Thursday, July 31, 2008

Makeover

Here’s a list of my recent food cravings: dilled potatoes, sour cream, homemade pickles and kefir. No, I’m not pregnant. It’s just that I’ve been to Russia. All I want to eat is simple, Slavic peasant food, heavy on the beets, fermented dairy products and rye bread. This week I made svekolnik (also known as cold borsch) and farmer's cheese, and spruced up old posts on these dishes.

Monday, July 28, 2008

My Eastern European Adventure in Brief

Background: Born in St. Petersburg in the early 1980s. Immigrated to the U.S. at age 9 in the early 1990s.

Itinerary, July 2008: Tallinn, Estonia, and St. Petersburg and Moscow, Russia. This is my first time in Estonia and my first back in Russia since the move.

Travel companions: Parents, born and raised in Russia.
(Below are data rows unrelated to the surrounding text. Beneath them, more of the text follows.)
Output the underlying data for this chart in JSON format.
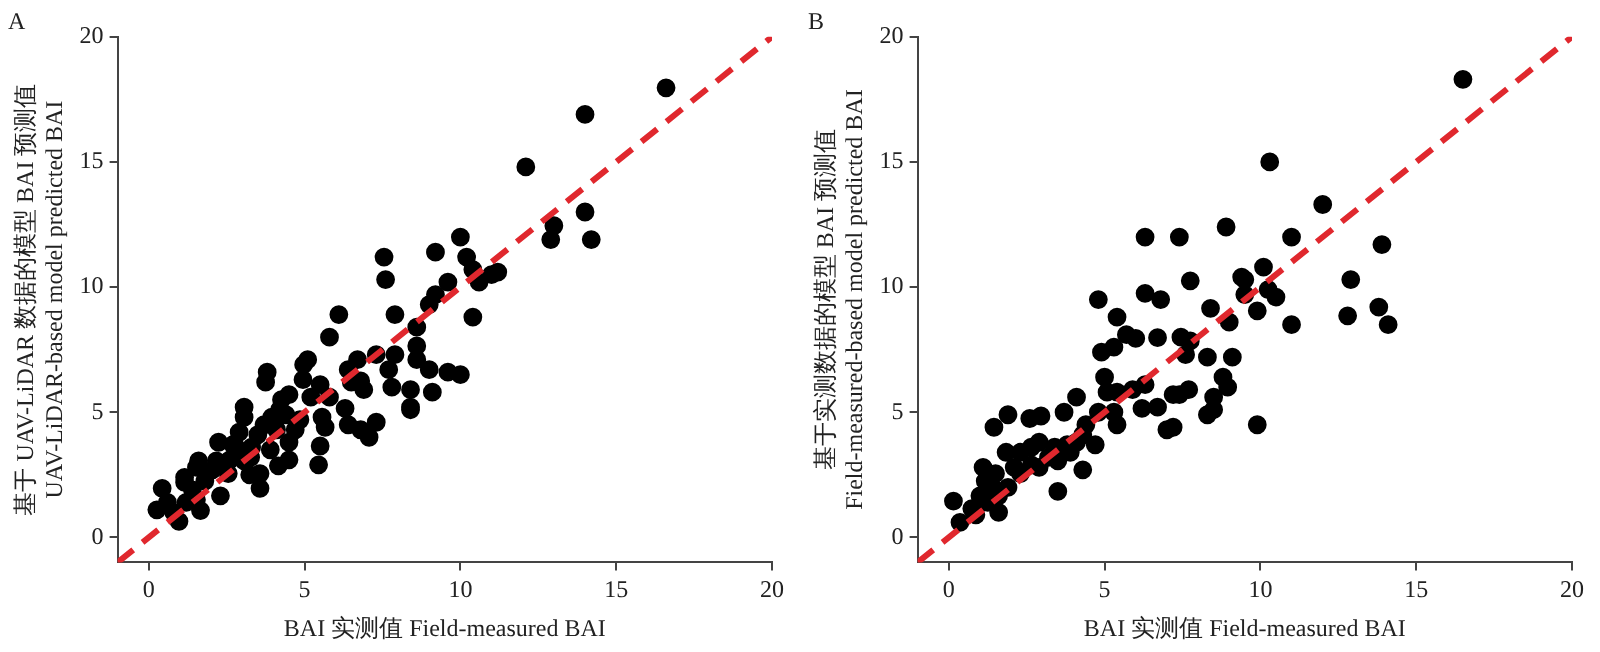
{
  "chart_data": [
    {
      "type": "scatter",
      "title": "A",
      "xlabel": "BAI 实测值 Field-measured BAI",
      "ylabel": "基于 UAV-LiDAR 数据的模型 BAI 预测值\nUAV-LiDAR-based model predicted BAI",
      "xlim": [
        -1,
        20
      ],
      "ylim": [
        -1,
        20
      ],
      "xticks": [
        0,
        5,
        10,
        15,
        20
      ],
      "yticks": [
        0,
        5,
        10,
        15,
        20
      ],
      "grid": false,
      "series": [
        {
          "type": "scatter",
          "color": "#000000",
          "marker": "circle",
          "x": [
            16.6,
            14.0,
            12.1,
            14.0,
            13.0,
            12.9,
            14.2,
            10.0,
            7.55,
            7.6,
            9.2,
            10.2,
            10.4,
            11.2,
            11.0,
            10.6,
            9.6,
            9.2,
            9.0,
            10.4,
            7.9,
            6.1,
            5.8,
            8.6,
            8.6,
            5.1,
            4.97,
            6.7,
            7.3,
            7.9,
            8.6,
            7.7,
            6.4,
            9.0,
            9.6,
            10.0,
            3.8,
            3.75,
            4.95,
            5.5,
            6.5,
            6.8,
            6.9,
            7.8,
            8.4,
            9.1,
            8.4,
            8.4,
            5.8,
            5.2,
            4.26,
            4.5,
            3.06,
            3.06,
            4.2,
            4.4,
            4.85,
            6.3,
            5.56,
            5.66,
            6.4,
            6.8,
            7.07,
            7.3,
            3.7,
            4.1,
            4.5,
            5.5,
            5.45,
            4.5,
            4.16,
            3.5,
            2.9,
            2.8,
            2.24,
            3.3,
            3.27,
            3.57,
            3.57,
            3.24,
            2.6,
            2.17,
            2.04,
            1.6,
            1.53,
            1.15,
            1.15,
            1.8,
            2.3,
            0.43,
            0.26,
            0.8,
            0.97,
            1.53,
            1.66,
            1.2,
            1.4,
            0.6,
            2.55,
            3.06,
            2.7,
            3.9,
            3.95,
            4.7
          ],
          "values": [
            17.96,
            16.9,
            14.8,
            13.0,
            12.45,
            11.9,
            11.9,
            12.0,
            11.2,
            10.3,
            11.4,
            11.2,
            10.7,
            10.6,
            10.5,
            10.2,
            10.2,
            9.7,
            9.3,
            8.8,
            8.9,
            8.9,
            8.0,
            8.4,
            7.65,
            7.1,
            6.9,
            7.1,
            7.3,
            7.3,
            7.1,
            6.7,
            6.7,
            6.7,
            6.6,
            6.5,
            6.6,
            6.2,
            6.3,
            6.1,
            6.2,
            6.25,
            5.9,
            6.0,
            5.9,
            5.8,
            5.2,
            5.1,
            5.6,
            5.6,
            5.5,
            5.7,
            5.2,
            4.8,
            5.1,
            4.9,
            4.7,
            5.15,
            4.8,
            4.4,
            4.5,
            4.3,
            4.0,
            4.6,
            4.5,
            4.3,
            3.8,
            3.65,
            2.9,
            3.1,
            2.86,
            4.1,
            4.2,
            3.6,
            3.8,
            3.6,
            3.2,
            2.55,
            1.96,
            2.5,
            3.1,
            3.06,
            2.7,
            3.06,
            2.8,
            2.4,
            2.2,
            2.25,
            1.66,
            1.96,
            1.1,
            1.0,
            0.64,
            1.5,
            1.07,
            1.4,
            1.9,
            1.4,
            2.55,
            3.06,
            3.7,
            3.5,
            4.8,
            4.3
          ]
        },
        {
          "type": "line",
          "color": "#e0282e",
          "line_style": "dashed",
          "x": [
            -1,
            20
          ],
          "values": [
            -1,
            20
          ]
        }
      ]
    },
    {
      "type": "scatter",
      "title": "B",
      "xlabel": "BAI 实测值 Field-measured BAI",
      "ylabel": "基于实测数据的模型 BAI 预测值\nField-measured-based model predicted BAI",
      "xlim": [
        -1,
        20
      ],
      "ylim": [
        -1,
        20
      ],
      "xticks": [
        0,
        5,
        10,
        15,
        20
      ],
      "yticks": [
        0,
        5,
        10,
        15,
        20
      ],
      "grid": false,
      "series": [
        {
          "type": "scatter",
          "color": "#000000",
          "marker": "circle",
          "x": [
            16.5,
            10.3,
            12.0,
            6.3,
            7.4,
            8.9,
            11.0,
            13.9,
            10.1,
            9.4,
            9.5,
            7.75,
            12.9,
            9.5,
            10.25,
            10.5,
            9.9,
            13.8,
            12.8,
            14.1,
            11.0,
            4.8,
            6.3,
            6.8,
            8.4,
            9.0,
            5.4,
            5.7,
            6.0,
            6.7,
            7.45,
            7.75,
            7.6,
            8.3,
            9.1,
            5.3,
            4.9,
            5.0,
            6.3,
            5.08,
            5.4,
            5.9,
            7.2,
            7.4,
            7.7,
            8.8,
            8.95,
            8.5,
            8.5,
            8.3,
            6.2,
            6.7,
            5.3,
            5.4,
            7.0,
            7.2,
            9.9,
            4.1,
            3.7,
            4.8,
            2.96,
            2.6,
            1.9,
            1.45,
            4.4,
            4.3,
            4.1,
            3.8,
            4.7,
            4.3,
            3.4,
            2.9,
            2.65,
            2.3,
            1.84,
            3.2,
            3.5,
            2.65,
            2.1,
            1.1,
            1.5,
            1.17,
            1.9,
            3.5,
            0.15,
            1.0,
            1.25,
            0.74,
            0.36,
            0.87,
            1.6,
            1.6,
            2.3,
            2.9,
            3.9,
            1.5
          ],
          "values": [
            18.3,
            15.0,
            13.3,
            12.0,
            12.0,
            12.4,
            12.0,
            11.7,
            10.8,
            10.4,
            10.3,
            10.25,
            10.3,
            9.7,
            9.9,
            9.6,
            9.05,
            9.2,
            8.85,
            8.5,
            8.5,
            9.5,
            9.75,
            9.5,
            9.15,
            8.6,
            8.8,
            8.1,
            7.95,
            7.98,
            8.0,
            7.85,
            7.3,
            7.2,
            7.2,
            7.6,
            7.4,
            6.4,
            6.1,
            5.8,
            5.8,
            5.9,
            5.7,
            5.7,
            5.9,
            6.4,
            6.0,
            5.6,
            5.1,
            4.9,
            5.15,
            5.2,
            5.0,
            4.5,
            4.3,
            4.4,
            4.5,
            5.6,
            5.0,
            5.0,
            4.85,
            4.75,
            4.9,
            4.4,
            4.5,
            4.1,
            3.8,
            3.7,
            3.7,
            2.7,
            3.6,
            3.8,
            3.6,
            3.4,
            3.4,
            3.2,
            3.06,
            2.9,
            2.8,
            2.8,
            2.55,
            2.25,
            2.0,
            1.84,
            1.45,
            1.66,
            1.4,
            1.15,
            0.6,
            0.9,
            1.0,
            1.66,
            2.55,
            2.8,
            3.4,
            1.9
          ]
        },
        {
          "type": "line",
          "color": "#e0282e",
          "line_style": "dashed",
          "x": [
            -1,
            20
          ],
          "values": [
            -1,
            20
          ]
        }
      ]
    }
  ]
}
My verdict: Russia is a foreign country in which I happen to speak the language.

Parents' verdict: The exterior has changed (shops full of consumer goods), but the Soviet mindset and bureaucracy are alive and well. (Note: This doesn't apply to Estonia. Tallinn looked and felt like a perfectly civilized, European city.)

Best thing eaten in Tallinn: Something called "Witches' Pudding," a mashed potato/mushroom/cheese casserole. Can anyone point me to a recipe?
Best surprise in Tallinn: Biting into these little fruit tartlets, filled with farmer's cheese instead of butter cream.
Best way to spend an evening in St. Petersburg: Walk down Nevsky Prospect, to the Hermitage, then to the Neva River.
Other ways to have fun: Go grocery shopping and gaze at half a dozen varieties of farmer's cheese (including raspberry and poppy seed flavors).

Best way to stick to a food budget in Russia: Eat rye bread (17 rubles, a little less than a dollar) and chocolate-covered sirki (about 5 rubles, or 30 cents). Wash this down with kvass--rye bread beer, lightly carbonated, mildly sweet and very refreshing (20 to 40 rubles, depending on the vendor).
Best way to blow a food budget in Russia: Eat anything else. Why is Eastern Europe still considered cheap? (It's not.)

Best surprise in Russia: The fast food chain Teremok, which sells sweet and savory blini and soups. Ideal meal: Borsh, blini with goose liver pate and half a liter of kvass. Other ways to pass time in St. Petersburg: See palaces.
Go on long walks in parks: Read some Pushkin: Things to avoid: Interactions with clerks, cashiers and office workers of any sort. You will be ignored at best; yelled at at worst.

Parents' final verdict: Farewell, Russia. No love lost.

My verdict: Someday, I'll be back. If only for the goose liver blini.

Tuesday, July 08, 2008

Back in the USSR

Hey, did I ever blog about my upcoming trip to Estonia and Russia? No? Okay. I leave...tomorrow. I'm off to Tallinn and St. Petersburg and maybe Moscow. I haven't been back to Russia since I moved to the U.S. when I was nine. I hope to return with pictures and stories and yummy food memories, but I really don't know what to expect.

Wish me luck, and see you in late July.